Independent content creators are not the only ones making a name for themselves in the Excel community on TikTok. Mike Tholfsen is a principal group product manager for Microsoft Education and runs a TikTok account (@mtholfsen) with 1.3mn followers. He shares what he calls MicroTips, a portmanteau of “Microsoft tips”. He says his Excel content is his most popular; a recent tutorial demonstrating the text-to-column function has more than 270,000 views.

“TikTok is about ephemeral discovery,” Tholfsen says. “You might go to YouTube to search how to do something, but on TikTok, you learn something you weren’t expecting.”

Tholfsen adds that he thinks Excel tips do so well on TikTok because it’s an ideal tool for micro learning. “The pandemic, and TikTok to a lesser extent, have started teaching people that this micro-sized content can resonate really well,” he says. “Not everyone wants the ‘30-minute just sit and get’.”

Microsoft’s flagship spreadsheet programme launched in September 1985. The software company does not provide figures for the number of Excel users, but as of August 2021, Microsoft 365, the software suite that includes Excel, had more than 300mn commercial paid seats. On LinkedIn, globally there are more than 1mn job posts for roles that require proficiency in Excel.

Despite the software being such an office staple, a survey of 1,000 UK workers by a London-based training company, Acuity Training, suggested that fewer than half of office workers (48 per cent) have received formal Excel training. Additionally, on average the surveyed workers needed help from colleagues twice per week with an Excel issue, which remote working has made challenging.

“I always found the formal Excel classes to be really dry and boring — I don’t think there’s any other way to put it,” says La-Tequl Edmonds, 33. The human resources specialist, based in Charlotte, North Carolina, relies on Excel and found the TikTok tutorials far more useful. “What was entertaining to me was that people were putting their own spin on the Excel content by putting it to music and using props. When I saw those videos, I just thought, ‘This is my speed’.”

Recently, Microsoft named Norton, @miss.excel, one of its Most Valuable Professionals (MVP), an award given to “technology experts and community leaders who actively support technical communities through unique, innovative and consistent knowledge sharing”. She now offers a range of online courses, including an Excel one at $297.

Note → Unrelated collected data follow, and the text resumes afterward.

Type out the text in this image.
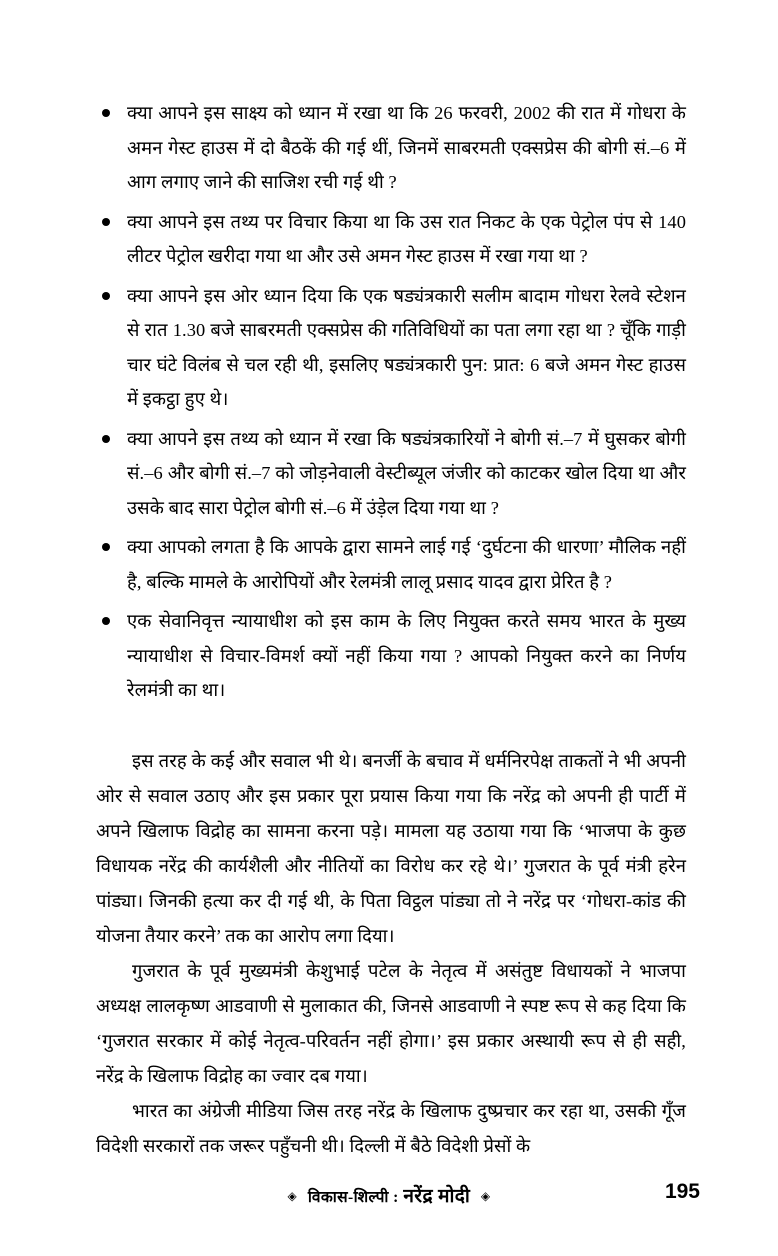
क्या आपने इस साक्ष्य को ध्यान में रखा था कि 26 फरवरी, 2002 की रात में गोधरा के अमन गेस्ट हाउस में दो बैठकें की गई थीं, जिनमें साबरमती एक्सप्रेस की बोगी सं.–6 में आग लगाए जाने की साजिश रची गई थी ?
क्या आपने इस तथ्य पर विचार किया था कि उस रात निकट के एक पेट्रोल पंप से 140 लीटर पेट्रोल खरीदा गया था और उसे अमन गेस्ट हाउस में रखा गया था ?
क्या आपने इस ओर ध्यान दिया कि एक षड्यंत्रकारी सलीम बादाम गोधरा रेलवे स्टेशन से रात 1.30 बजे साबरमती एक्सप्रेस की गतिविधियों का पता लगा रहा था ? चूँकि गाड़ी चार घंटे विलंब से चल रही थी, इसलिए षड्यंत्रकारी पुन: प्रात: 6 बजे अमन गेस्ट हाउस में इकट्ठा हुए थे।
क्या आपने इस तथ्य को ध्यान में रखा कि षड्यंत्रकारियों ने बोगी सं.–7 में घुसकर बोगी सं.–6 और बोगी सं.–7 को जोड़नेवाली वेस्टीब्यूल जंजीर को काटकर खोल दिया था और उसके बाद सारा पेट्रोल बोगी सं.–6 में उंड़ेल दिया गया था ?
क्या आपको लगता है कि आपके द्वारा सामने लाई गई ‘दुर्घटना की धारणा’ मौलिक नहीं है, बल्कि मामले के आरोपियों और रेलमंत्री लालू प्रसाद यादव द्वारा प्रेरित है ?
एक सेवानिवृत्त न्यायाधीश को इस काम के लिए नियुक्त करते समय भारत के मुख्य न्यायाधीश से विचार-विमर्श क्यों नहीं किया गया ? आपको नियुक्त करने का निर्णय रेलमंत्री का था।

इस तरह के कई और सवाल भी थे। बनर्जी के बचाव में धर्मनिरपेक्ष ताकतों ने भी अपनी ओर से सवाल उठाए और इस प्रकार पूरा प्रयास किया गया कि नरेंद्र को अपनी ही पार्टी में अपने खिलाफ विद्रोह का सामना करना पड़े। मामला यह उठाया गया कि ‘भाजपा के कुछ विधायक नरेंद्र की कार्यशैली और नीतियों का विरोध कर रहे थे।’ गुजरात के पूर्व मंत्री हरेन पांड्या। जिनकी हत्या कर दी गई थी, के पिता विट्ठल पांड्या तो ने नरेंद्र पर ‘गोधरा-कांड की योजना तैयार करने’ तक का आरोप लगा दिया।

गुजरात के पूर्व मुख्यमंत्री केशुभाई पटेल के नेतृत्व में असंतुष्ट विधायकों ने भाजपा अध्यक्ष लालकृष्ण आडवाणी से मुलाकात की, जिनसे आडवाणी ने स्पष्ट रूप से कह दिया कि ‘गुजरात सरकार में कोई नेतृत्व-परिवर्तन नहीं होगा।’ इस प्रकार अस्थायी रूप से ही सही, नरेंद्र के खिलाफ विद्रोह का ज्वार दब गया।

भारत का अंग्रेजी मीडिया जिस तरह नरेंद्र के खिलाफ दुष्प्रचार कर रहा था, उसकी गूँज विदेशी सरकारों तक जरूर पहुँचनी थी। दिल्ली में बैठे विदेशी प्रेसों के

◈ विकास-शिल्पी : नरेंद्र मोदी ◈	195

Edmonds took one of those courses, which her company paid for as part of her training and development. She was recently promoted and feels her Excel skills contributed to her confidence at work. “All of my recognition prior to the promotion was because of me meeting metrics,” Edmonds says. “And I think that I was able to do that because of those newly acquired skills.”

Meanwhile, Chieppor has partnered with the digital media company Morning Brew and plans to expand her Excel Dictionary brand into new formats. One of her account’s early followers, Korrin Perry, a research and development analyst at NielsenIQ, says that thanks to Chieppor’s videos, she has been able to show her boss how to do Excel functions. She says: “I feel more confident putting ‘Excel proficient’ on my resume.”